Additionally, international luxury brands must ensure that an increase in retail price does not fall outside their current transfer pricing structure.
Historically, price repositioning to control the grey market has proved successful. Brands such as Russian jeweler Fabergé and Swiss watchmaker Rolex have already increased their retail prices in Britain by 10% in an attempt to offset the fluctuations in currency values.
In 2014, some products in Chanel boutiques in Europe were 40% cheaper than in China. In May 2015, Chanel announced the objective to maintain worldwide prices not fluctuating more than 10% above and below the global Euro benchmark. As a result, Chanel lowered its prices in China by 20%. Chanel reported in May 2016 that despite its challenges in China’s luxury industry, Chanel was seeing signs of success against the grey market in China.
Luxury brands need to continue developing their global pricing strategy to minimize the effects of Brexit on the brand, its consumers and relationships with its trading partners.

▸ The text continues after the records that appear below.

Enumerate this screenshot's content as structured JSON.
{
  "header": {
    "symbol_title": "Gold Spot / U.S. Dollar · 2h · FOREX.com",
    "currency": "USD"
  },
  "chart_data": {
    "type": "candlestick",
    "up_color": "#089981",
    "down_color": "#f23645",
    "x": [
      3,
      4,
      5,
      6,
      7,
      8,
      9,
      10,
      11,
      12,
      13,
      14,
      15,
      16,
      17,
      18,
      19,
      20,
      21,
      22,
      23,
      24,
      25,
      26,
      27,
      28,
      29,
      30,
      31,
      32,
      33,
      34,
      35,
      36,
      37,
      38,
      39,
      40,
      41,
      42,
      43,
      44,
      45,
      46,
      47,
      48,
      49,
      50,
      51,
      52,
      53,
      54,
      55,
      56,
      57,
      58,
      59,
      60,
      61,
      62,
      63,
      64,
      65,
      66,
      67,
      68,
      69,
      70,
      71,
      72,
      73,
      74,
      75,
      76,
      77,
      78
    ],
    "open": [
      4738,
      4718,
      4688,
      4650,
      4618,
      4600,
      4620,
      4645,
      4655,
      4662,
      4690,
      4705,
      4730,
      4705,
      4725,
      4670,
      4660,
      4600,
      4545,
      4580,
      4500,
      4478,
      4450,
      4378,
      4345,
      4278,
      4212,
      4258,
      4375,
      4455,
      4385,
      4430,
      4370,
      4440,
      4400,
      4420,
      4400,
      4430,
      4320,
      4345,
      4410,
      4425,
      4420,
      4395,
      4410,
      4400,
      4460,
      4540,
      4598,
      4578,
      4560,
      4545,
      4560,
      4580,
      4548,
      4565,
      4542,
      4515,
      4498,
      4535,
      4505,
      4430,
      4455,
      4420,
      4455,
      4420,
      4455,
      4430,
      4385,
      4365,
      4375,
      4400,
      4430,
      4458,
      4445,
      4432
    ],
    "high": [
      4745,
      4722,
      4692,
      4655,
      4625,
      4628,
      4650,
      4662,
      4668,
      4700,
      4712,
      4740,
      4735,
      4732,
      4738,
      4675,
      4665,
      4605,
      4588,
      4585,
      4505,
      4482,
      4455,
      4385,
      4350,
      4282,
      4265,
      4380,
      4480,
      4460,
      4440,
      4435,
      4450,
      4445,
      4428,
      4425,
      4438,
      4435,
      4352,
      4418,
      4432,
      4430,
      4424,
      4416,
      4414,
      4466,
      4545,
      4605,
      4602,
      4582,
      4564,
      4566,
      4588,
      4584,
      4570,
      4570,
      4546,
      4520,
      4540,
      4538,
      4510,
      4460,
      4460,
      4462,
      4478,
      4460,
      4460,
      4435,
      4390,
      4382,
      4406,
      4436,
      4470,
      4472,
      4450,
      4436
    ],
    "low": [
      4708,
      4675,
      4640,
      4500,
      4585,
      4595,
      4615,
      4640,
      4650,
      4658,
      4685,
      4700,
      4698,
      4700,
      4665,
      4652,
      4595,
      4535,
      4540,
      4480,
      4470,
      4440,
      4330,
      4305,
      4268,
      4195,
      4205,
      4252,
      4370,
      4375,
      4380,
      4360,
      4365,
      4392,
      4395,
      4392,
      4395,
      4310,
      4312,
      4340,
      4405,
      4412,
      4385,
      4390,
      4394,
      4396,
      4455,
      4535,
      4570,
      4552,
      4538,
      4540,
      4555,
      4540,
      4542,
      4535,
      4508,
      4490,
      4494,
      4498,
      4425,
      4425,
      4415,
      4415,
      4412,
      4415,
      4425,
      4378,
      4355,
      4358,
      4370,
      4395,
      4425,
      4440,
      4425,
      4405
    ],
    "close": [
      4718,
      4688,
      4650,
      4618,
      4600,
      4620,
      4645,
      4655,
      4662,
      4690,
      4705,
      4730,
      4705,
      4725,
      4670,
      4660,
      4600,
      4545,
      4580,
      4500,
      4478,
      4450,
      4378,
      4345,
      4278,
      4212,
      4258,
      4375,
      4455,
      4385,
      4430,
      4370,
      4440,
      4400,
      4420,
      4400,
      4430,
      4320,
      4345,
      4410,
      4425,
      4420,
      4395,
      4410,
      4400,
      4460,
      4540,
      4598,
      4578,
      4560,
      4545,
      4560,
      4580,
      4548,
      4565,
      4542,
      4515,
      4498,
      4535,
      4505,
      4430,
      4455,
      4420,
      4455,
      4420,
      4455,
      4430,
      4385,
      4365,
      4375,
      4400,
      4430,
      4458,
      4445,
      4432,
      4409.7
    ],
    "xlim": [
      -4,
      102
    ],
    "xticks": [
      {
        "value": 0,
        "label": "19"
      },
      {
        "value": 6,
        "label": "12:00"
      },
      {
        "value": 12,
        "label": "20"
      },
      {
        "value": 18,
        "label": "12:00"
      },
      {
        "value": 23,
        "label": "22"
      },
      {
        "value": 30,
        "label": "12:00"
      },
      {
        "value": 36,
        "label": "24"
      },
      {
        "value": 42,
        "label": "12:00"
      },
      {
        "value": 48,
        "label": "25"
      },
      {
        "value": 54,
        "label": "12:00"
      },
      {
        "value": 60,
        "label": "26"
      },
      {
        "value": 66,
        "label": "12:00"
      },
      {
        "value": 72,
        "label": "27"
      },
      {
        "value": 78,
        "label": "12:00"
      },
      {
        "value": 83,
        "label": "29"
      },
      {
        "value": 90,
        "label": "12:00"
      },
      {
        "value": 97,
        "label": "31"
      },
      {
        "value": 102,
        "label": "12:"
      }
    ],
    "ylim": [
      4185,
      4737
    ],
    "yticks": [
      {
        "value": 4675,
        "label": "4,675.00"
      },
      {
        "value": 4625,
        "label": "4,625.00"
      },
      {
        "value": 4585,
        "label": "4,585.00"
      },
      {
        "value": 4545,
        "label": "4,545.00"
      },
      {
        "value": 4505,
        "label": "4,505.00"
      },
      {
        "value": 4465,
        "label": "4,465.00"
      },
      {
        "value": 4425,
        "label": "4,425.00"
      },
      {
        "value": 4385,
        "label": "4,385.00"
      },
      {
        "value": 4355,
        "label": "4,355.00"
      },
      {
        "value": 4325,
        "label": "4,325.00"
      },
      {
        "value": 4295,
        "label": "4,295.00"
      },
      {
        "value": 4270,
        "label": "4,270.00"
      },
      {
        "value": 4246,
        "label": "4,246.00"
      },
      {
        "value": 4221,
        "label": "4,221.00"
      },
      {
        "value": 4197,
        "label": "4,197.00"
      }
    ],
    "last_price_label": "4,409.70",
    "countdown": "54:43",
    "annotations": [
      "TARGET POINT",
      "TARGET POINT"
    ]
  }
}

It is clear that Brexit’s impact on the global luxury market is evolving and may not come to fruition for a couple of years. The UK will soon begin to negotiate its exit from the EU and assess the impact on trade relationships with other countries.
In the US, there have been recent discussions on potential renegotiation of current trade agreements, as well as consideration of border tax on imports, which was eventually shelved ahead of the release of tax reform plan. In this context, luxury companies’ global pricing strategies will prove valuable to manage such level of uncertainty in the market.